VAERS is by no means a perfect tool; it is merely intended to be an early warning system. To that end, it is difficult to dispute that the publicly available data contained red flags. For instance, during the five years preceding the covid vaccines, VAERS recorded an average of 492 deaths from vaccines per year. In 2021, that number increased by a factor of 45, to 22,386, with another 12,482 in 2022. There were also pronounced increases in reports of vaccine-induced myocarditis, pericarditis, stillbirths, miscarriages, and more. What is most telling about the data was that these figures increased and receded in unison with the number of doses administered, suggesting a correlation.
VAERS critics often downplay this data on the basis that submissions can be made by the public, who may produce false or misleading reports. While there have been rare instances of this, it is punishable by law to submit false claims, so there is a disincentive to do so.

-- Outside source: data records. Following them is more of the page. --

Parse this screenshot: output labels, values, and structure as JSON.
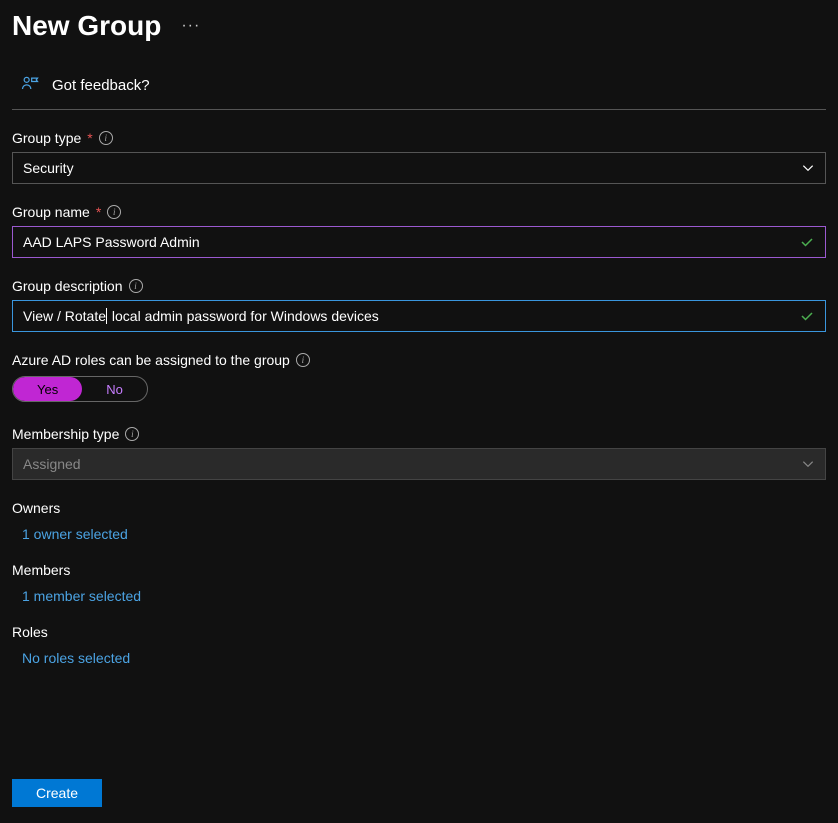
{
  "header": {
    "title": "New Group"
  },
  "feedback": {
    "text": "Got feedback?"
  },
  "fields": {
    "groupType": {
      "label": "Group type",
      "value": "Security"
    },
    "groupName": {
      "label": "Group name",
      "value": "AAD LAPS Password Admin"
    },
    "groupDescription": {
      "label": "Group description",
      "valuePrefix": "View / Rotate",
      "valueSuffix": " local admin password for Windows devices"
    },
    "rolesAssignable": {
      "label": "Azure AD roles can be assigned to the group",
      "toggle": {
        "yes": "Yes",
        "no": "No"
      }
    },
    "membershipType": {
      "label": "Membership type",
      "value": "Assigned"
    }
  },
  "sections": {
    "owners": {
      "title": "Owners",
      "link": "1 owner selected"
    },
    "members": {
      "title": "Members",
      "link": "1 member selected"
    },
    "roles": {
      "title": "Roles",
      "link": "No roles selected"
    }
  },
  "footer": {
    "create": "Create"
  }
}
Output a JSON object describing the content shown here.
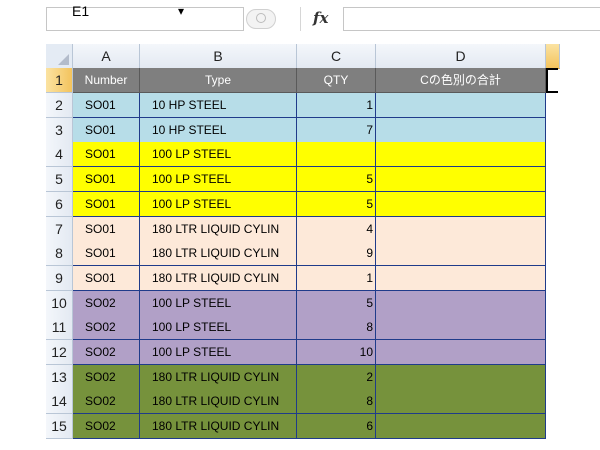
{
  "formula_bar": {
    "name_box": "E1",
    "name_box_arrow": "▾",
    "fx_label": "fx",
    "formula": ""
  },
  "columns": [
    "A",
    "B",
    "C",
    "D"
  ],
  "header_row": {
    "row_number": "1",
    "cells": [
      "Number",
      "Type",
      "QTY",
      "Cの色別の合計"
    ]
  },
  "rows": [
    {
      "row": "2",
      "number": "SO01",
      "type": "10 HP STEEL",
      "qty": "1",
      "fill": "#b7dde8"
    },
    {
      "row": "3",
      "number": "SO01",
      "type": "10 HP STEEL",
      "qty": "7",
      "fill": "#b7dde8"
    },
    {
      "row": "4",
      "number": "SO01",
      "type": "100 LP STEEL",
      "qty": "",
      "fill": "#ffff00"
    },
    {
      "row": "5",
      "number": "SO01",
      "type": "100 LP STEEL",
      "qty": "5",
      "fill": "#ffff00"
    },
    {
      "row": "6",
      "number": "SO01",
      "type": "100 LP STEEL",
      "qty": "5",
      "fill": "#ffff00"
    },
    {
      "row": "7",
      "number": "SO01",
      "type": "180 LTR LIQUID CYLIN",
      "qty": "4",
      "fill": "#fde9d9"
    },
    {
      "row": "8",
      "number": "SO01",
      "type": "180 LTR LIQUID CYLIN",
      "qty": "9",
      "fill": "#fde9d9"
    },
    {
      "row": "9",
      "number": "SO01",
      "type": "180 LTR LIQUID CYLIN",
      "qty": "1",
      "fill": "#fde9d9"
    },
    {
      "row": "10",
      "number": "SO02",
      "type": "100 LP STEEL",
      "qty": "5",
      "fill": "#b1a0c7"
    },
    {
      "row": "11",
      "number": "SO02",
      "type": "100 LP STEEL",
      "qty": "8",
      "fill": "#b1a0c7"
    },
    {
      "row": "12",
      "number": "SO02",
      "type": "100 LP STEEL",
      "qty": "10",
      "fill": "#b1a0c7"
    },
    {
      "row": "13",
      "number": "SO02",
      "type": "180 LTR LIQUID CYLIN",
      "qty": "2",
      "fill": "#76923c"
    },
    {
      "row": "14",
      "number": "SO02",
      "type": "180 LTR LIQUID CYLIN",
      "qty": "8",
      "fill": "#76923c"
    },
    {
      "row": "15",
      "number": "SO02",
      "type": "180 LTR LIQUID CYLIN",
      "qty": "6",
      "fill": "#76923c"
    }
  ],
  "colors": {
    "header_fill": "#7f7f7f",
    "grid_border": "#1f3b8a",
    "selected_header": "#f3c35d"
  }
}
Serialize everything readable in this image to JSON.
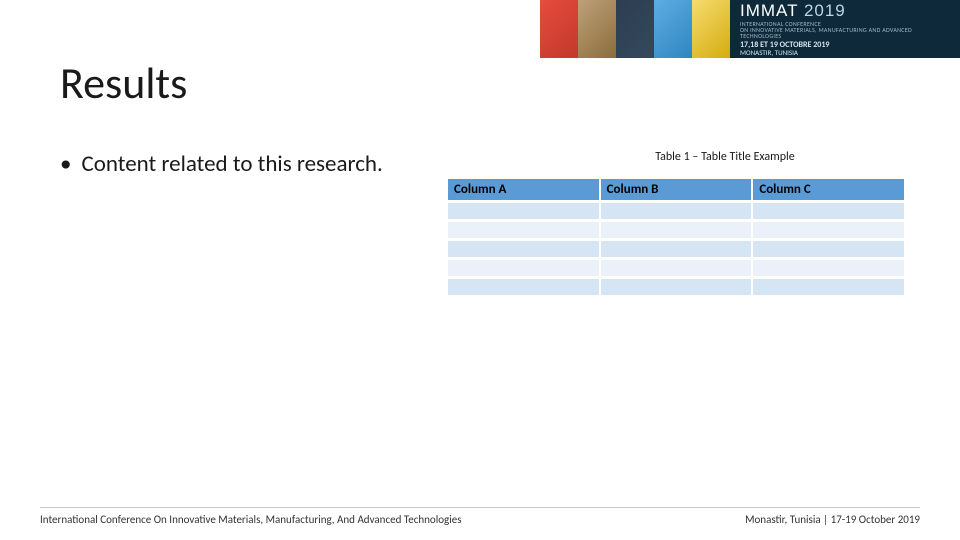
{
  "banner": {
    "brand_name": "IMMAT",
    "brand_year": "2019",
    "subtitle_line1": "INTERNATIONAL CONFERENCE",
    "subtitle_line2": "ON INNOVATIVE MATERIALS, MANUFACTURING AND ADVANCED TECHNOLOGIES",
    "date_line": "17,18 ET 19 OCTOBRE 2019",
    "location_line": "MONASTIR, TUNISIA"
  },
  "title": "Results",
  "bullet_text": "Content related to this research.",
  "table": {
    "caption": "Table 1 – Table Title Example",
    "headers": [
      "Column A",
      "Column B",
      "Column C"
    ],
    "rows": [
      [
        "",
        "",
        ""
      ],
      [
        "",
        "",
        ""
      ],
      [
        "",
        "",
        ""
      ],
      [
        "",
        "",
        ""
      ],
      [
        "",
        "",
        ""
      ]
    ]
  },
  "footer": {
    "left": "International Conference On Innovative Materials, Manufacturing, And Advanced Technologies",
    "right": "Monastir, Tunisia | 17-19 October 2019"
  }
}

Additionally, false claims do not negate all the honest reports by health care providers, who are required by law to submit adverse event reports to VAERS. Unless critics are suggesting that most reports submitted by health care providers are false, the VAERS data is at worst a noisy signal warranting further investigation, such as an analysis from January 2023 by Professor Guetzkow.
If “ongoing reports of serious cardiac adverse events” was enough to revoke the EUA for a time-tested drug like HCQ, shouldn’t more than 22,000 reports of death – even if some are misattributed – be enough to at least pause vaccines with novel mechanisms of delivery and action, especially given the well-documented history of rushed vaccines? If an automobile airbag defect resulting in three deaths is enough to warrant an urgent warning to car drivers, and if chocolate can get recalled due solely to the possibility of salmonella contamination, and if cheese can get recalled due to possible listeria contamination resulting in zero confirmed illnesses, then why not vaccines? The answer: liability.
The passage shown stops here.